In [1]:
import pandas as pd import numpy as np import matplotlib.pyplot as plt
In [2]:
# pass in column names for each CSV
u_cols = ['user_id', 'age', 'sex', 'occupation', 'zip_code']
users = pd.read_csv('ml-100k/u.user', sep='|', names=u_cols,
encoding='latin-1')
r_cols = ['user_id', 'movie_id', 'rating', 'unix_timestamp']

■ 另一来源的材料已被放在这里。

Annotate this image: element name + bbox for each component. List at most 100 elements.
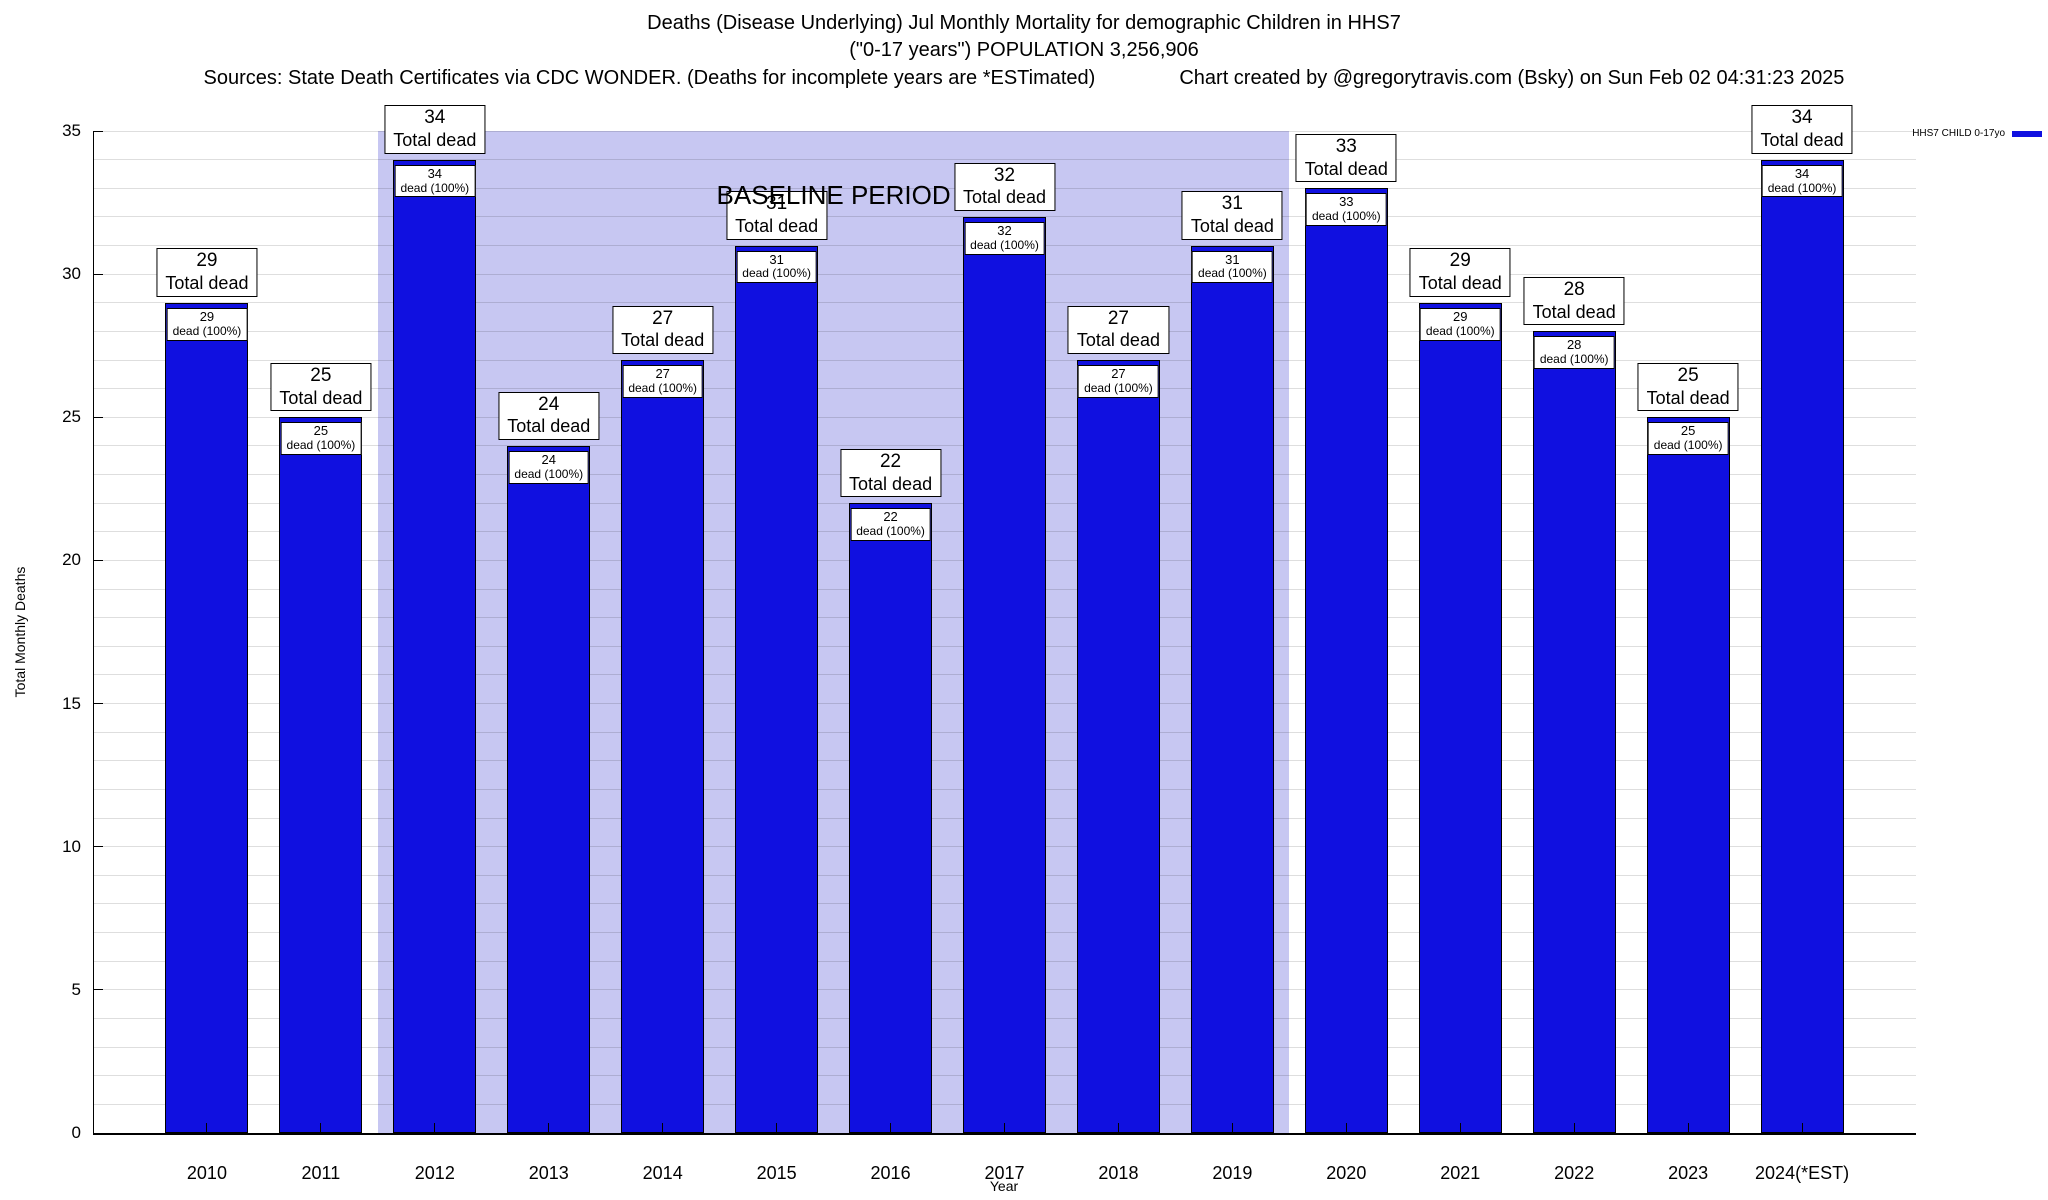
y-tick-label: 20 xyxy=(62,550,81,570)
x-tick-label-2017: 2017 xyxy=(984,1163,1025,1183)
dead-pct-label-2011: 25 dead (100%) xyxy=(280,422,362,456)
chart-header: Deaths (Disease Underlying) Jul Monthly … xyxy=(0,10,2048,90)
dead-count: 22 xyxy=(883,509,898,525)
total-dead-label-2011: 25 Total dead xyxy=(270,362,372,412)
total-dead-count: 29 xyxy=(1449,250,1471,272)
chart-title: Deaths (Disease Underlying) Jul Monthly … xyxy=(647,12,1401,34)
y-tick-label: 25 xyxy=(62,407,81,427)
dead-pct-text: dead (100%) xyxy=(172,323,242,338)
total-dead-label-2019: 31 Total dead xyxy=(1181,191,1283,240)
x-tick-label-2018: 2018 xyxy=(1098,1163,1139,1183)
x-tick xyxy=(206,1123,208,1133)
dead-pct-label-2020: 33 dead (100%) xyxy=(1305,193,1387,226)
x-axis-label: Year xyxy=(989,1178,1019,1194)
total-dead-text: Total dead xyxy=(393,130,477,151)
chart-subtitle: ("0-17 years") POPULATION 3,256,906 xyxy=(849,39,1199,61)
bar-2010 xyxy=(165,302,249,1133)
x-tick-label-2011: 2011 xyxy=(301,1163,341,1183)
legend-swatch xyxy=(2012,130,2042,137)
dead-pct-text: dead (100%) xyxy=(1653,438,1723,453)
dead-pct-text: dead (100%) xyxy=(970,237,1039,252)
x-tick-label-2014: 2014 xyxy=(642,1163,683,1183)
dead-count: 32 xyxy=(997,222,1012,238)
total-dead-label-2023: 25 Total dead xyxy=(1637,362,1739,412)
x-tick-label-2010: 2010 xyxy=(186,1163,227,1183)
dead-count: 24 xyxy=(541,451,556,467)
dead-count: 29 xyxy=(1453,308,1468,324)
x-tick xyxy=(1573,1123,1575,1133)
chart-source-note: Sources: State Death Certificates via CD… xyxy=(203,67,1096,89)
dead-pct-text: dead (100%) xyxy=(1767,180,1837,195)
total-dead-text: Total dead xyxy=(1190,215,1274,236)
bar-2023 xyxy=(1646,417,1730,1133)
y-axis-line xyxy=(93,131,94,1133)
total-dead-label-2020: 33 Total dead xyxy=(1295,133,1397,183)
dead-pct-text: dead (100%) xyxy=(400,180,470,195)
dead-pct-label-2013: 24 dead (100%) xyxy=(508,450,590,484)
x-tick xyxy=(662,1123,664,1133)
total-dead-text: Total dead xyxy=(279,387,363,408)
bar-2018 xyxy=(1076,360,1160,1133)
chart-credit-note: Chart created by @gregorytravis.com (Bsk… xyxy=(1179,67,1845,89)
x-tick xyxy=(1345,1123,1347,1133)
x-tick-label-2015: 2015 xyxy=(756,1163,797,1183)
total-dead-count: 24 xyxy=(538,393,560,415)
total-dead-label-2016: 22 Total dead xyxy=(840,448,942,498)
dead-count: 25 xyxy=(313,423,329,439)
total-dead-count: 29 xyxy=(196,250,218,272)
dead-pct-text: dead (100%) xyxy=(1084,380,1153,395)
bar-2014 xyxy=(621,360,705,1133)
x-tick-label-2020: 2020 xyxy=(1326,1163,1367,1183)
y-tick-label: 35 xyxy=(62,121,81,140)
x-tick xyxy=(890,1123,892,1133)
x-tick xyxy=(1687,1123,1689,1133)
dead-count: 28 xyxy=(1566,337,1582,353)
total-dead-label-2024(*EST): 34 Total dead xyxy=(1751,105,1853,154)
x-tick xyxy=(320,1123,322,1133)
dead-pct-text: dead (100%) xyxy=(1311,209,1381,224)
total-dead-count: 31 xyxy=(766,193,788,215)
bar-2013 xyxy=(507,445,591,1133)
dead-pct-text: dead (100%) xyxy=(286,438,356,453)
x-tick-label-2022: 2022 xyxy=(1554,1163,1595,1183)
x-tick xyxy=(1117,1123,1119,1133)
bar-2012 xyxy=(393,159,477,1133)
dead-count: 25 xyxy=(1680,423,1696,439)
dead-pct-label-2019: 31 dead (100%) xyxy=(1192,250,1273,284)
total-dead-text: Total dead xyxy=(1532,301,1616,322)
y-tick xyxy=(93,846,103,848)
dead-pct-label-2024(*EST): 34 dead (100%) xyxy=(1761,164,1843,198)
dead-count: 29 xyxy=(199,308,215,324)
x-tick-label-2021: 2021 xyxy=(1440,1163,1481,1183)
total-dead-label-2012: 34 Total dead xyxy=(384,105,486,154)
dead-pct-label-2017: 32 dead (100%) xyxy=(964,221,1045,255)
bar-2016 xyxy=(849,503,933,1133)
x-tick-label-2024(*EST): 2024(*EST) xyxy=(1755,1163,1850,1183)
bar-2022 xyxy=(1532,331,1616,1133)
x-tick xyxy=(1004,1123,1005,1133)
y-tick-label: 5 xyxy=(71,979,81,999)
dead-pct-label-2021: 29 dead (100%) xyxy=(1419,307,1501,341)
total-dead-count: 22 xyxy=(879,450,902,472)
bar-2020 xyxy=(1304,188,1388,1133)
y-tick-label: 30 xyxy=(62,264,81,284)
dead-pct-label-2015: 31 dead (100%) xyxy=(736,250,817,284)
dead-count: 27 xyxy=(1111,366,1126,382)
dead-pct-label-2022: 28 dead (100%) xyxy=(1533,336,1615,370)
dead-pct-text: dead (100%) xyxy=(856,524,925,539)
legend: HHS7 CHILD 0-17yo xyxy=(1912,128,2042,139)
total-dead-count: 34 xyxy=(424,107,446,129)
total-dead-label-2013: 24 Total dead xyxy=(498,391,600,440)
y-tick-label: 10 xyxy=(62,836,81,856)
x-tick xyxy=(1459,1123,1461,1133)
baseline-period-label: BASELINE PERIOD xyxy=(716,180,951,210)
total-dead-label-2014: 27 Total dead xyxy=(612,305,714,355)
total-dead-count: 31 xyxy=(1221,193,1243,215)
bar-2019 xyxy=(1190,245,1274,1133)
total-dead-text: Total dead xyxy=(621,330,705,351)
dead-count: 34 xyxy=(1794,165,1810,181)
bar-2017 xyxy=(963,216,1046,1133)
total-dead-label-2010: 29 Total dead xyxy=(156,248,258,297)
x-tick xyxy=(1801,1123,1803,1133)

ratings = pd.read_csv('ml-100k/u.data', sep='\t', names=r_cols,
encoding='latin-1')
# the movies file contains columns indicating the movie's genres
# let's only load the first five columns of the file with usecols
m_cols = ['movie_id', 'title', 'release_date', 'video_release_date', 'imdb_url']
movies = pd.read_csv('ml-100k/u.item', sep='|', names=m_cols, usecols=range(5),
encoding='latin-1')
# create one merged DataFrame
movie_ratings = pd.merge(movies, ratings)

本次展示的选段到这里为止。